A good way to do it is to try to do it interactively, then figuring
out what functions you have used (using `C-h k KEY'), and write an
elisp version with the help of the elisp manual and the help and
apropos functions.

However, a quick-and-dirty version follows:

(defun shbufwrap (scriptbuf inbuf outbuf)
  (let* ((prefix "/tmp/")
         (filename (concat "shbufwrap-" (number-to-string (random 1000))))
         (path (concat prefix filename)))
    (save-excursion
      (with-current-buffer scriptbuf
        (kill-ring-save (point-min) (point-max)))
      (find-file path)
      (with-current-buffer filename
        (yank)
        (save-buffer))
      (shell-command (concat "chmod +x " path))
      (with-current-buffer outbuf
        (kill-region (point-min) (point-max)))
      (with-current-buffer inbuf
        (shell-command-on-region (point-min) (point-max) path outbuf))
      (kill-buffer filename)
      (shell-command (concat "rm " path)))))

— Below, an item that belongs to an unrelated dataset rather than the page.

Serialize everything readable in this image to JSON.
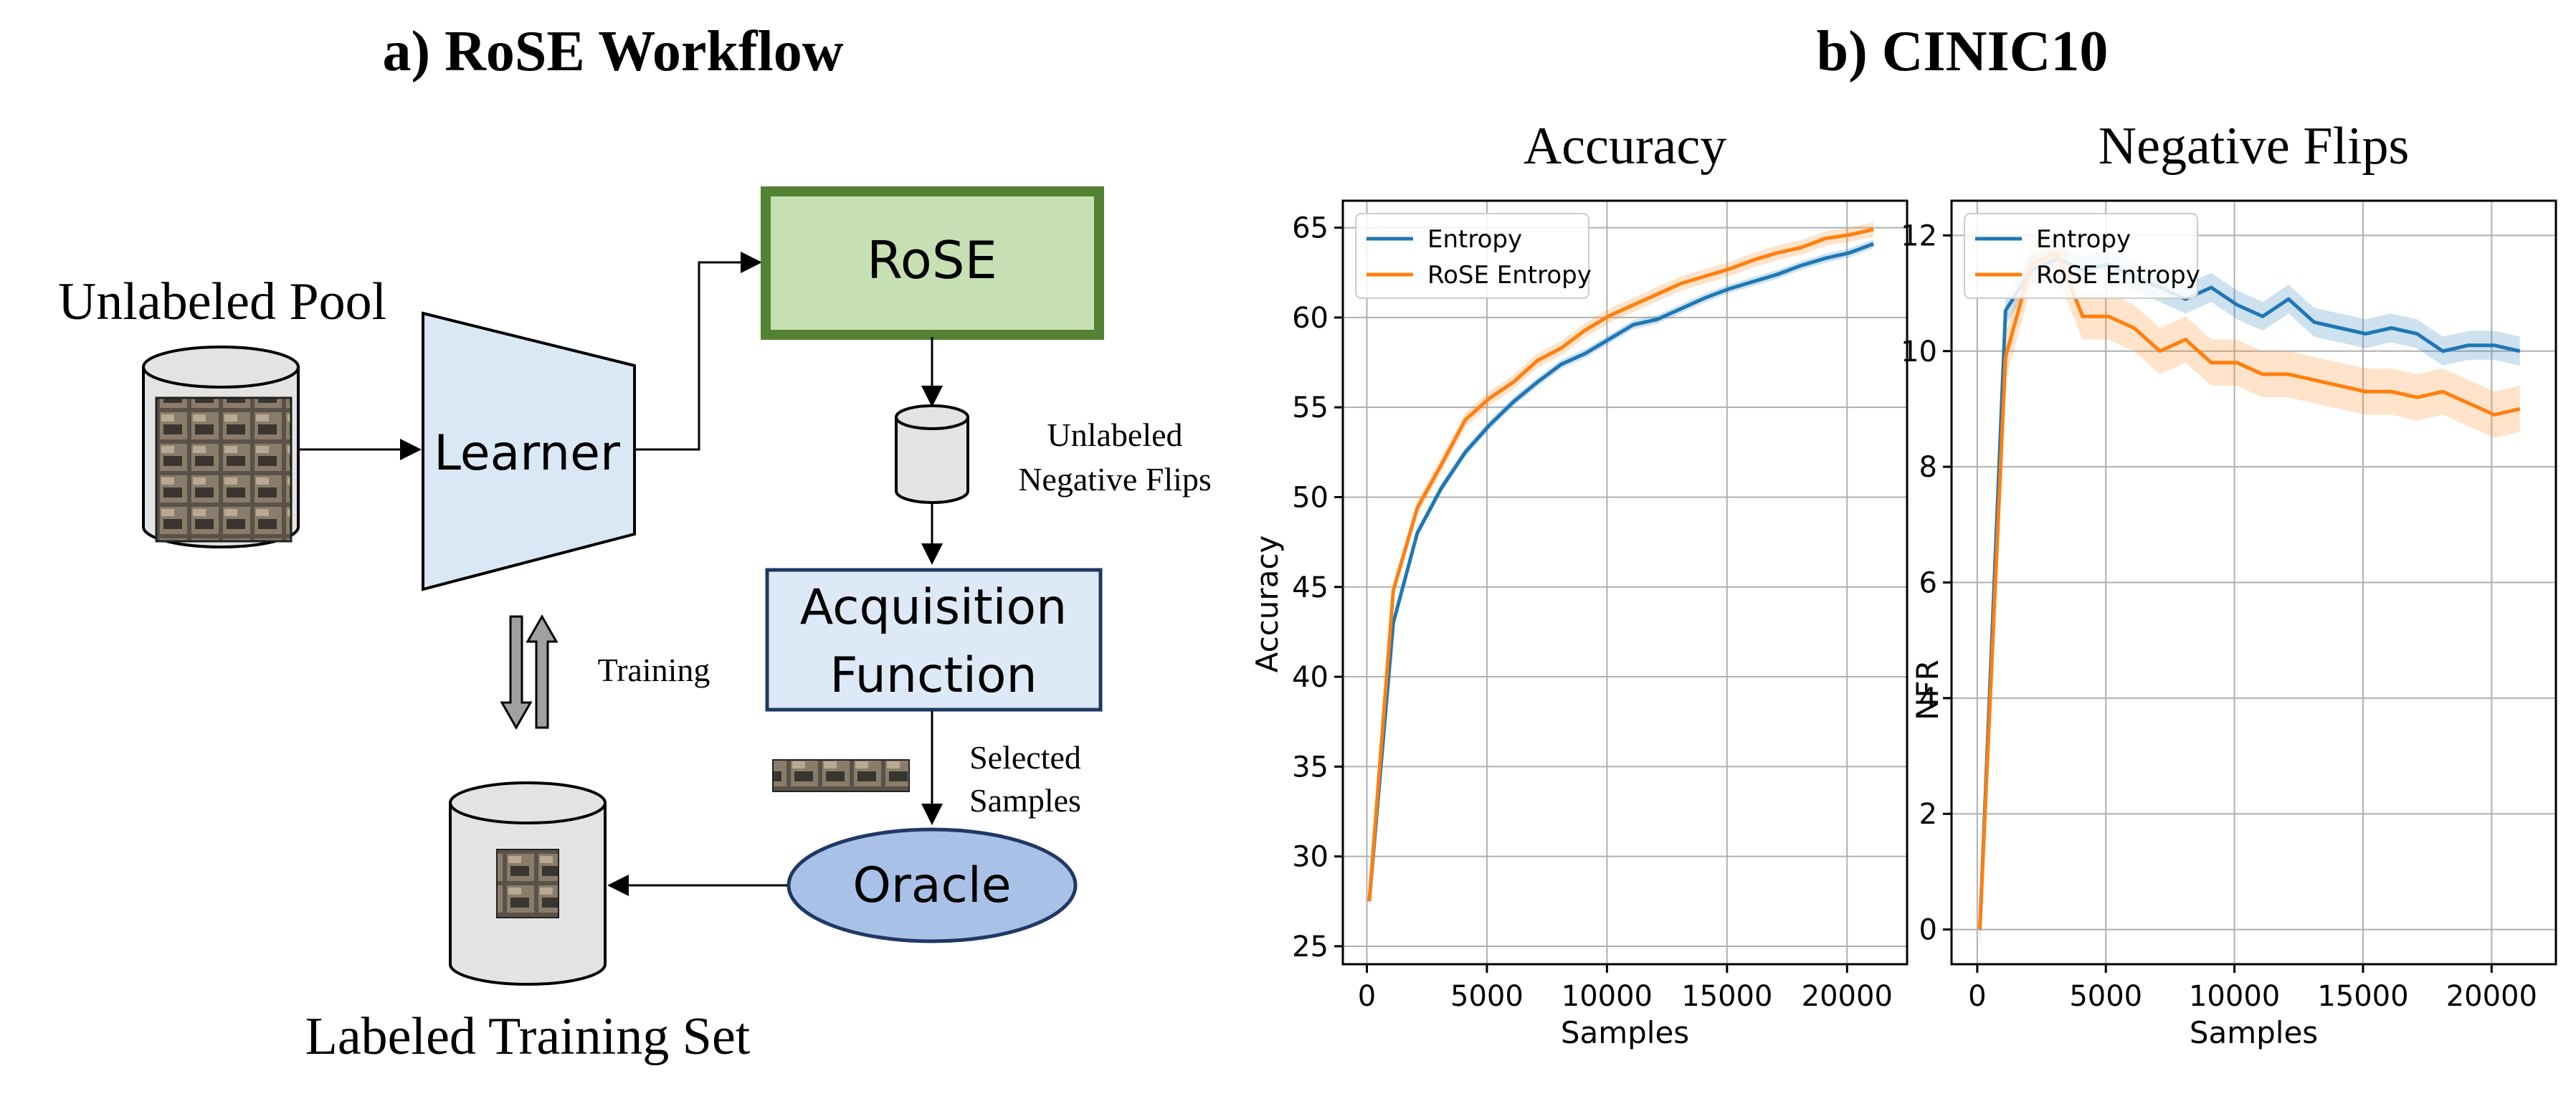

This requires that inbuf and outbuf are not the same buffer. To test it:

eval the previous defun (for example, copy it into the *scratch*
buffer, then do C-x C-e after the last closed paren), then

C-x 1
C-x b *a*
C-x 2
C-x b *b*
something     (text inserted in the *b* buffer)
C-x 2
C-x b *c*     (from here to M-: is text inserted in the *c* buffer)
#!/bin/sh

cat /dev/stdin | sed s,something,somethingelse,g
M-: (shbufwrap "*c*" "*b*" "*a*")

Then you should have "somethingelse" in the "*a*" buffer.

You can hack it to make it interactive (for example, you can modify it
so you can do M-x shbufwrap, and it asks the buffers names).

If you want to make it to replace the input buffer, you can replace

  (shell-command-on-region (point-min) (point-max) path outbuf)

with

  (shell-command-on-region (point-min) (point-max) path nil t)

and

  (defun shbufwrap (scriptbuf inbuf outbuf)

with

  (defun shbufwrap (scriptbuf inbuf)

and you remove

(with-current-buffer outbuf
        (kill-region (point-min) (point-max)))

in the above function (and call it using `M-: (shbufwrap "*c*" "*b*")').

However perhaps `C-u M-| COMMAND' is fine for you (it executes a shell
command on a region, replacing its content).

The `shbufwrap' version involving regions is more interesting, if I
will have it working I will post it in this thread.